Originally Posted by
RVDT
You can get away with taking your feet off the pedals at idle most of the time but the margins are slim and finding out the hard way is not advisable. Take the left pedal off and turn it around so it interlocks the right one to hold it in neutral against the spring and it will stop that happening. Pretty hard to take off with it configured like that. Yes they will turn around at idle on a slick surface - in particular ice, or with a crosswind from the left or even another aircraft landing to your left.
If the manufacturers had expected pilots to leave the running aircraft they would have designed in fail safe control locks. Although many have cyclic and collective frictions, I haven’t flown any with yaw pedal friction or locks.

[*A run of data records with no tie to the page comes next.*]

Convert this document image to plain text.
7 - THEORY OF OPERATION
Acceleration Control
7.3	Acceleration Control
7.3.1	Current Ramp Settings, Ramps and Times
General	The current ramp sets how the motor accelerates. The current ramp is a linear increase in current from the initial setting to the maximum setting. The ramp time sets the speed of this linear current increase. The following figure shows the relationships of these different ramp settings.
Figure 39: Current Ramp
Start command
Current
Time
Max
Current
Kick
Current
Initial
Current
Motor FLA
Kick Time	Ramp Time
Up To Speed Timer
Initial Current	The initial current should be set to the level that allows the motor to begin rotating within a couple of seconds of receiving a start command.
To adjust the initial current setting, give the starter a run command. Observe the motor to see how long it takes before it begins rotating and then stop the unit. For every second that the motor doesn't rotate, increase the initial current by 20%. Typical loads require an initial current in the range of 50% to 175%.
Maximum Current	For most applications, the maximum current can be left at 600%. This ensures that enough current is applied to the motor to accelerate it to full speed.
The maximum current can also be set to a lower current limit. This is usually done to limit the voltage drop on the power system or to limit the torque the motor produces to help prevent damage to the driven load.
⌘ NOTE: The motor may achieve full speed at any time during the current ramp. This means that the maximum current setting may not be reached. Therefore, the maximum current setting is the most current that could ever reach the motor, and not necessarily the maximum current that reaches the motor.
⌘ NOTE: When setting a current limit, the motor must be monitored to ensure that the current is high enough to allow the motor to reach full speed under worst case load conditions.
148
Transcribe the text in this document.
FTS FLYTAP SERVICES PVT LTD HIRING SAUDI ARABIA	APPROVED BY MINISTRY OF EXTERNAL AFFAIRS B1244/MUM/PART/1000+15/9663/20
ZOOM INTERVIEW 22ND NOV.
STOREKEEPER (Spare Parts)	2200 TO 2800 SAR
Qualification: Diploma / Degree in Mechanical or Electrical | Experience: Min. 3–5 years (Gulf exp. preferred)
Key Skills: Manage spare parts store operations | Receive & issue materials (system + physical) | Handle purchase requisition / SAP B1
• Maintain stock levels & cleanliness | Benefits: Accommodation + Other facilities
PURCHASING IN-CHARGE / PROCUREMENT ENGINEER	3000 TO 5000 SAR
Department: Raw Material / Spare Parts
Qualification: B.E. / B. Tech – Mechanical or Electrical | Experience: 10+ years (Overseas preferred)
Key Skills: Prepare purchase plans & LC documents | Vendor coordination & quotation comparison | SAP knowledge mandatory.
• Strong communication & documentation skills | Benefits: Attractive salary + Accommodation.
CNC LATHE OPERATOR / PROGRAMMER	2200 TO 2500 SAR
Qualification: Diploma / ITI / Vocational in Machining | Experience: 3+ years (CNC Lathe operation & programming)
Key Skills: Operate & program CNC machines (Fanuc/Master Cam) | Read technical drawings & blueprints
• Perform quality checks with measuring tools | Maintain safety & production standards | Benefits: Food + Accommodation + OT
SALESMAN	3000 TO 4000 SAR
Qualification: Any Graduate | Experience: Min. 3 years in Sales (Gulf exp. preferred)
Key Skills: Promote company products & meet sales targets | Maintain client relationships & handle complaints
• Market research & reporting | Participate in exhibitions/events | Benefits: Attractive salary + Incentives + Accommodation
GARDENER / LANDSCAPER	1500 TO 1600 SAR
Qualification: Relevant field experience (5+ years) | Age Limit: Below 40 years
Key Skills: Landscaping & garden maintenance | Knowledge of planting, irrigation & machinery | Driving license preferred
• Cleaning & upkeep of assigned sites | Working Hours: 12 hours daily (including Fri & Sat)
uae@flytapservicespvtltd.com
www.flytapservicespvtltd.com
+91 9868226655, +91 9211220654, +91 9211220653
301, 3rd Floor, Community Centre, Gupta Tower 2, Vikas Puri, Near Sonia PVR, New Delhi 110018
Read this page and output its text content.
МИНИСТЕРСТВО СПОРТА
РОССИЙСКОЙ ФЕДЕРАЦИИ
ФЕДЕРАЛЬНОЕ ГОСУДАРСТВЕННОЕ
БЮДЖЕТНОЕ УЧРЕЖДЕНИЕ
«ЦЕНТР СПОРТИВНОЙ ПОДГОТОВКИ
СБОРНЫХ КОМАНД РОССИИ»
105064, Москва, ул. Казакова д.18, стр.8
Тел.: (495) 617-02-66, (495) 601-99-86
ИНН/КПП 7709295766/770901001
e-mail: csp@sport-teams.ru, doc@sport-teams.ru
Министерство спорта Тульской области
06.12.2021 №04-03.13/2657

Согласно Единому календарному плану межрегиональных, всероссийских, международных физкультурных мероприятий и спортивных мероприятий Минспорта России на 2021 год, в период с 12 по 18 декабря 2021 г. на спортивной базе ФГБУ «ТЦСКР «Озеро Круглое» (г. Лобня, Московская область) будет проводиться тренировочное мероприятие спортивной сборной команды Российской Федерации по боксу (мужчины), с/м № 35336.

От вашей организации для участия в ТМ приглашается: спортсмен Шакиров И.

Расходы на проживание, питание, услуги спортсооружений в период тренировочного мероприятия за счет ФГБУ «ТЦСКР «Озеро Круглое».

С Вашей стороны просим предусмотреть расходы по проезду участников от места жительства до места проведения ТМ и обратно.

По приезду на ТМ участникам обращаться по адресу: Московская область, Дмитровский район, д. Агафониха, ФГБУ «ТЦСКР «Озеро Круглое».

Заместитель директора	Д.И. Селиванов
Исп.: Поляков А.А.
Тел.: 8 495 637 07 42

In all of my career (which was quite a long time) I never got out and left an aircraft running unattended, not even a light fixed wing. However, I do somewhere still have a video recording of a pilot who left his Squirrel running and completely unattended adjacent to an unlocked gate leading into a public car park whilst he departed the scene completely, carrying passenger baggage into a terminal building. I was a bit taken aback that he even entered the car park and I moved my car and family therein well clear because it was quite a gusty day. Twenty minutes later (!) the pilot reappeared, chucked the throttle forward and launched, carrying out an immediate spot turn and transition which almost took him directly into a mid air collision with another helicopter hover taxying past behind him. Thankfully he narrowly avoided hitting the tail rotor on the ground during the rapid quick stop needed to avoid hitting the other aircraft.